Que serait l’histoire générale du monde sans les études ethnologiques et anthropologiques ? Peut-on imaginer un seul instant une histoire générale de l’Afrique sans Hampâté Bâ, Balandier, Monteil, Rouch, Leiris, Meillassoux, etc. ?
D’où nous vient la connaissance des innombrables « tribus » africaines et amérindiennes, sinon d’ethnologues consciencieux qui ont travaillé et vécu dans les conditions inimaginables dans la forêt amazonienne ou africaine. Les élites des cabinets ministériels peuvent-elles imaginer un instant ces efforts durables et soutenus pour la science ? (Exemple Levi –Strauss)
A cette question je réponds : Non ! ! !
Actuellement la terre comme support des civilisations humaines est en état de « saccage avancé» aux plans écologique et humain. La contemporanéité et la simultanéité sédimentaires de certains phénomènes culturels liés aux technologies partagées n’effacent point la diversité et l’unité de l’homme, d’où le désarroi des journalistes, des analystes spécialisés et de nos énarques, tous devenus à leur corps défendant effaceurs d’humanité.
Anthropologues et ethnologues ont, depuis des lustres pris la mesure de la décentration et parfois de l’inadéquation des greffes artificielles d’objets matériels et de techniques sur des cultures différentes (par exemple l’introduction massive d’armes à feu comme priorité avant la lutte contre l’analphabétisme ou l’acquisition des techniques agricoles en Afrique… fait que les affamés s’éliminent tous seuls…).
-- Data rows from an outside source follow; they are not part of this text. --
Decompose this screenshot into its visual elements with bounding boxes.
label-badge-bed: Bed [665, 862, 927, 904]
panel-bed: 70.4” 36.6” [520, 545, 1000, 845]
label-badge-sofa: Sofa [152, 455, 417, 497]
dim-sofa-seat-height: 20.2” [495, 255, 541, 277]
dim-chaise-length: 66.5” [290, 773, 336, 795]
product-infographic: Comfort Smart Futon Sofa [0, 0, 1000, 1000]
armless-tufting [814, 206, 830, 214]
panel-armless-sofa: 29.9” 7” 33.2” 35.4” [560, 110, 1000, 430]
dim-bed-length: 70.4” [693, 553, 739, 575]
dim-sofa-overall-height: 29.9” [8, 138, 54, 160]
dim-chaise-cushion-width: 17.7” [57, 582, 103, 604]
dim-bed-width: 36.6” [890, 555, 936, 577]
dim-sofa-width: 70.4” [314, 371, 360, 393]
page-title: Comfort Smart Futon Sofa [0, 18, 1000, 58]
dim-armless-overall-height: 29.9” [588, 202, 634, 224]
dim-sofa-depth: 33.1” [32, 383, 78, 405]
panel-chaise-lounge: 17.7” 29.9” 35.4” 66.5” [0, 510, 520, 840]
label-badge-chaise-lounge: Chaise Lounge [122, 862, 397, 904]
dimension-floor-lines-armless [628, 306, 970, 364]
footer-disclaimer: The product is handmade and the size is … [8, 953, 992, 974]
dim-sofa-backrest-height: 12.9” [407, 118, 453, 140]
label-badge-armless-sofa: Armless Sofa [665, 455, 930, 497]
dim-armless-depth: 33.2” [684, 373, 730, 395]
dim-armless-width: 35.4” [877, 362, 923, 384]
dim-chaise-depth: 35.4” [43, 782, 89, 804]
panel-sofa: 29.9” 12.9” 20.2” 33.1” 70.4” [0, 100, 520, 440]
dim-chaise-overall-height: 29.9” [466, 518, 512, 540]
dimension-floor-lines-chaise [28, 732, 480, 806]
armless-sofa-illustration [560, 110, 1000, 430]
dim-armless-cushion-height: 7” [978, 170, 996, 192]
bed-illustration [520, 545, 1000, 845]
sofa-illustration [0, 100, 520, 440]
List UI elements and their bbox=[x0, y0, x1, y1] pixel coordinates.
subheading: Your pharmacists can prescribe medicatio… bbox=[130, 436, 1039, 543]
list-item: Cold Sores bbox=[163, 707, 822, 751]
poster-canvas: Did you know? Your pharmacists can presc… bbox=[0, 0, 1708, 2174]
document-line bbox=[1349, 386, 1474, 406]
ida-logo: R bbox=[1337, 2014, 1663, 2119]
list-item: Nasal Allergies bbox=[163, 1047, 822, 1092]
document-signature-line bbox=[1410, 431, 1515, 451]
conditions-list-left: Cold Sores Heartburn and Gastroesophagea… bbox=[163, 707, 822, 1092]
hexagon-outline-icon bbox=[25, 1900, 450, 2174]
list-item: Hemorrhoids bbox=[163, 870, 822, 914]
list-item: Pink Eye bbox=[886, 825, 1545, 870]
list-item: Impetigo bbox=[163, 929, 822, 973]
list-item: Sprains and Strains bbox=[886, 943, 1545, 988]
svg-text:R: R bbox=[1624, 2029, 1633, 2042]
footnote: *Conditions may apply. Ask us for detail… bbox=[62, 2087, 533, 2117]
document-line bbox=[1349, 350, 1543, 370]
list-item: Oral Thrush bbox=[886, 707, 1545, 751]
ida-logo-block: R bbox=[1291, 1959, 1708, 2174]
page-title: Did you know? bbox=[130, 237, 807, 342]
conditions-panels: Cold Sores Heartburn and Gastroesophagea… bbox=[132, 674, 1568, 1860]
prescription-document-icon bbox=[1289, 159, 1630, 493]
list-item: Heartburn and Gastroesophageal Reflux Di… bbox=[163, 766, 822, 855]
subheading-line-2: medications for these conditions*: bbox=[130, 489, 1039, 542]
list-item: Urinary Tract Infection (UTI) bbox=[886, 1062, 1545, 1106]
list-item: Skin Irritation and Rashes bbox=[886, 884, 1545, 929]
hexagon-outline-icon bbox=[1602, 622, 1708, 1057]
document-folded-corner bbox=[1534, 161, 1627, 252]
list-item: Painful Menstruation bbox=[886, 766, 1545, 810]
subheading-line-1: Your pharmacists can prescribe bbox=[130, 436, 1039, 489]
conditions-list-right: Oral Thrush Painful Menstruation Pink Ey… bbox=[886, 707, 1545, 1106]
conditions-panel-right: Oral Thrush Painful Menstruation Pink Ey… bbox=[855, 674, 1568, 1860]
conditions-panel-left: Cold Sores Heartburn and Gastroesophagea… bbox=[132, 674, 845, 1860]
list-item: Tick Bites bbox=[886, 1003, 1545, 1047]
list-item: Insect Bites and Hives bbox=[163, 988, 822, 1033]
Ils se sont toujours plongés dans l’étude du décalage des rythmes et des temporalités dans les différentes strates des sociétés contemporaines.
L’ethnologie et l’anthropologie invitent à la réflexion, à la pensée et à la production de connaissances constructives et positives pour les générations futures pour en faire des citoyens éclairés, tolérants, solidaires des plus faibles et respectueux de l’humanité entière et de ses productions culturelles.
Révélatrices de nos identités sédimentaires, elles sont indispensables à la lecture du monde, à celle des comportements collectifs et individuels même vêtus de leurs reliques toujours visibles en filigrane par elles.
Non, ethnologie et anthropologie ne disparaîtront que dans les esprits fermés ou étriqués qui continuent à nier les cris d’espoir de l’humanité.